In diesem Blogbeitrag beleuchte ich die aktuellen Angriffsmethoden und Tools hinter AiTM, sowie typische Szenarien und technische Details der Funktionsweise.

Was ist Adversary-in-the-Middle (AiTM)?

In einem typischen AiTM-Angriffsszenario richtet der Angreifer einen Reverse Proxy ein (z.B. Evilginx), der dem Endanwender komplette und echte Anmeldeseiten präsentiert. Der Benutzer denkt, er kommuniziere direkt mit z. B. Microsoft 365, Google Workspace oder einer Bank. 

Tatsächlich laufen seine Eingaben aber über den Angreifer-Server, der die Anmeldedaten dann wiederum an den eigentlichen Zieldienst weiterleitet. Dadurch kann der Angreifer Anmeldedaten (Benutzername / Passwort) und Session-Cookies stehlen.

Adversary-in-the-Middle-Abb 1
AiTM-Schema

Session-Cookies, die die Anmeldetoken des ausstellenden Identity Providers enthalten, werden vom jeweiligen Identity Provider erst nach vollständiger Authentifizierung ausgestellt und sind somit der Zugriffschlüssel für die Anmeldung. Dieser Schlüssel wird im Nachgang im Allgemeinen nicht weiter geprüft.

Was bedeutet das konkret: Selbst, wenn der Endanwender eine Standard-Multi-Faktor-Authentifizierung nutzt, wie eine Authenticator App, eine SMS oder einen Telefonanruf, kann der Anmeldetoken in Form des Sessions-Cookies abgefangen werden. Ein Angreifer kann sich dann (ohne Kennwort und Multi-Faktor-Authentifizierung) im Namen des Endanwenders authentifizieren.

Eine (Standard-) Multi-Faktor-Authentifizierung stellt somit grundsätzlich erst einmal keinen Schutz gegen einen AiTM-Angriff dar.
AiTM-Angriffe werden derzeit vor allem in Phishing-Kampagnen gegen Cloud-Dienste eingesetzt. Microsoft 365 und Google Workspace sind häufige Ziele, da erfolgreiche Angreifer hierdurch Zugang zu E-Mails, Dokumenten und weiteren Diensten der jeweiligen Organisation erhalten.

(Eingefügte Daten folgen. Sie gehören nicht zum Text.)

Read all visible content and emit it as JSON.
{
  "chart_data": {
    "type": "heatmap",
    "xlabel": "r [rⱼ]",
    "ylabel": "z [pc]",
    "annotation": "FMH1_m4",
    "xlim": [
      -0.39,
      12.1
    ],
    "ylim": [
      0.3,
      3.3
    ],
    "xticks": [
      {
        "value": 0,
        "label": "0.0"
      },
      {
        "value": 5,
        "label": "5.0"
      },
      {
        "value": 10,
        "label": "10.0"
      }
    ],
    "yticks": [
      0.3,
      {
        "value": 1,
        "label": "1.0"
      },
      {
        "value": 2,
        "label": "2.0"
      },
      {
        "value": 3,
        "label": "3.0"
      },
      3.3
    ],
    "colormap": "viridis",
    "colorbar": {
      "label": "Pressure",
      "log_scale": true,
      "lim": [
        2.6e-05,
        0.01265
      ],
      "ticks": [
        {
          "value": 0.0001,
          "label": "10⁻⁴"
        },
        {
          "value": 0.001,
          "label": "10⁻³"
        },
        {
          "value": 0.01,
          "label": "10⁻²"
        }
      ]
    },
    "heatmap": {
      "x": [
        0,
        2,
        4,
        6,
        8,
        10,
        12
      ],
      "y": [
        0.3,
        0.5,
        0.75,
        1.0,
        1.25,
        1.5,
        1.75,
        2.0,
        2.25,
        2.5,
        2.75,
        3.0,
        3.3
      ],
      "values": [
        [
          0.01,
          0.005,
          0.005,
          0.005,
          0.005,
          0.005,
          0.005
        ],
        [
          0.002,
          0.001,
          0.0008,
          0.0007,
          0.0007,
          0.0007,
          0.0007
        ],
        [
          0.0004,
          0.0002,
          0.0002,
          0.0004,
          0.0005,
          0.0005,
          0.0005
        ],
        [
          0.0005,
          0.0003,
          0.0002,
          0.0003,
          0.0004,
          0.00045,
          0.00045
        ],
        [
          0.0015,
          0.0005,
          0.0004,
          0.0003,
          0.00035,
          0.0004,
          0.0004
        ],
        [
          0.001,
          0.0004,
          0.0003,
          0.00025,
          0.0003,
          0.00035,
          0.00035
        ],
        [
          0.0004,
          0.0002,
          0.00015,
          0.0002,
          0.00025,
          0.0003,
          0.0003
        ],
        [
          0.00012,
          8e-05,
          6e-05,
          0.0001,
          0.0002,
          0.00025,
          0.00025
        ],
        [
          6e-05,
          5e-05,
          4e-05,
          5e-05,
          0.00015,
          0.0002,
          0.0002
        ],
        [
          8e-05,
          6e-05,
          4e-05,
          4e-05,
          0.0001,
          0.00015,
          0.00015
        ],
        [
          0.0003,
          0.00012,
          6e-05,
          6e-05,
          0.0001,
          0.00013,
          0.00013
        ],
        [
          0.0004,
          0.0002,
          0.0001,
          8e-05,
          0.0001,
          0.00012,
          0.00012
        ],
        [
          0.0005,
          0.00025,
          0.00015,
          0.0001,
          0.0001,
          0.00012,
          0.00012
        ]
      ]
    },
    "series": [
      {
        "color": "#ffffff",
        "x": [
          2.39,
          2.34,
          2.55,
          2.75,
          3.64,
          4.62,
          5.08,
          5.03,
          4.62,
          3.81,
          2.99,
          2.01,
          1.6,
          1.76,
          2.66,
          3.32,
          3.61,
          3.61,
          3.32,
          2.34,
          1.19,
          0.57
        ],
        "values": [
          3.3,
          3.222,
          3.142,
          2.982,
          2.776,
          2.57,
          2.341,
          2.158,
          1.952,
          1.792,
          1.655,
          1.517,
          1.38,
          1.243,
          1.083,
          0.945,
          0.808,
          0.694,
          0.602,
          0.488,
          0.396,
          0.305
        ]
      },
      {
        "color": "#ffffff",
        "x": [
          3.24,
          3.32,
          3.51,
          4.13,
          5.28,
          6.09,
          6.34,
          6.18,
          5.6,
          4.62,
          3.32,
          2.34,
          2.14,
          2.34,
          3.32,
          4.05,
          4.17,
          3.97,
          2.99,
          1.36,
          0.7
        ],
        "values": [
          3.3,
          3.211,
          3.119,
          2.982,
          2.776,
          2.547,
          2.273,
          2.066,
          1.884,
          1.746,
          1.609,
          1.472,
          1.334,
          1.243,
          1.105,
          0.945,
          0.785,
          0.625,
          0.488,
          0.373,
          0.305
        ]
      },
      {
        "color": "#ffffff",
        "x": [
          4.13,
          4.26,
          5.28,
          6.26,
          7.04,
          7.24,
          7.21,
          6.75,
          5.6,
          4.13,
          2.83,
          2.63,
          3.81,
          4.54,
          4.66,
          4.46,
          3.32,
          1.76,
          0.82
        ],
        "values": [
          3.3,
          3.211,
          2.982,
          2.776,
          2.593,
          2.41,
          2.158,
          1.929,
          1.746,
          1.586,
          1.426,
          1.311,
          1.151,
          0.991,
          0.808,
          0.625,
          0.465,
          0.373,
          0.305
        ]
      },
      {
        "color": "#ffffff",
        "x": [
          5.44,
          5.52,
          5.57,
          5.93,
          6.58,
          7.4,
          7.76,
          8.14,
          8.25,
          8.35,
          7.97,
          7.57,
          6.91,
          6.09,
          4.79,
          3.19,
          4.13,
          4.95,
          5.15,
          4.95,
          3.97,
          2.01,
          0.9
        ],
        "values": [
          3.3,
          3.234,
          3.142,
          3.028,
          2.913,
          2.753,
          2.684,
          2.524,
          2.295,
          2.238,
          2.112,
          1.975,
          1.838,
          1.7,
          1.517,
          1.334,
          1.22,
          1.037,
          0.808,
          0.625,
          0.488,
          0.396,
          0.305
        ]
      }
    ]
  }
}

Ablauf eines AiTM-Angriffs: Methoden und Tools

Schauen wir uns am Beispiel von Evilginx als Reverse-Proxy-Lösung und einer Microsoft 365-Anmeldung an, wie ein typischer AiTM-Angriff verläuft. Meist beginnt der Angriff mit einer gezielten Phishing-E-Mail:

1. Phishing-Köder (Initialkontakt)

Der Angreifer versendet eine E-Mail (z.B. eine Teams Einladung) mit einem Link auf eine gefälschte Login-Seite. Diese Nachricht ist oft geschickt getarnt. Sie scheint von einem vertrauenswürdigen Absender zu kommen, etwa einem bekannten Partnerunternehmen oder einem beliebten Dienst (wie z.B. Microsoft Teams oder OneDrive).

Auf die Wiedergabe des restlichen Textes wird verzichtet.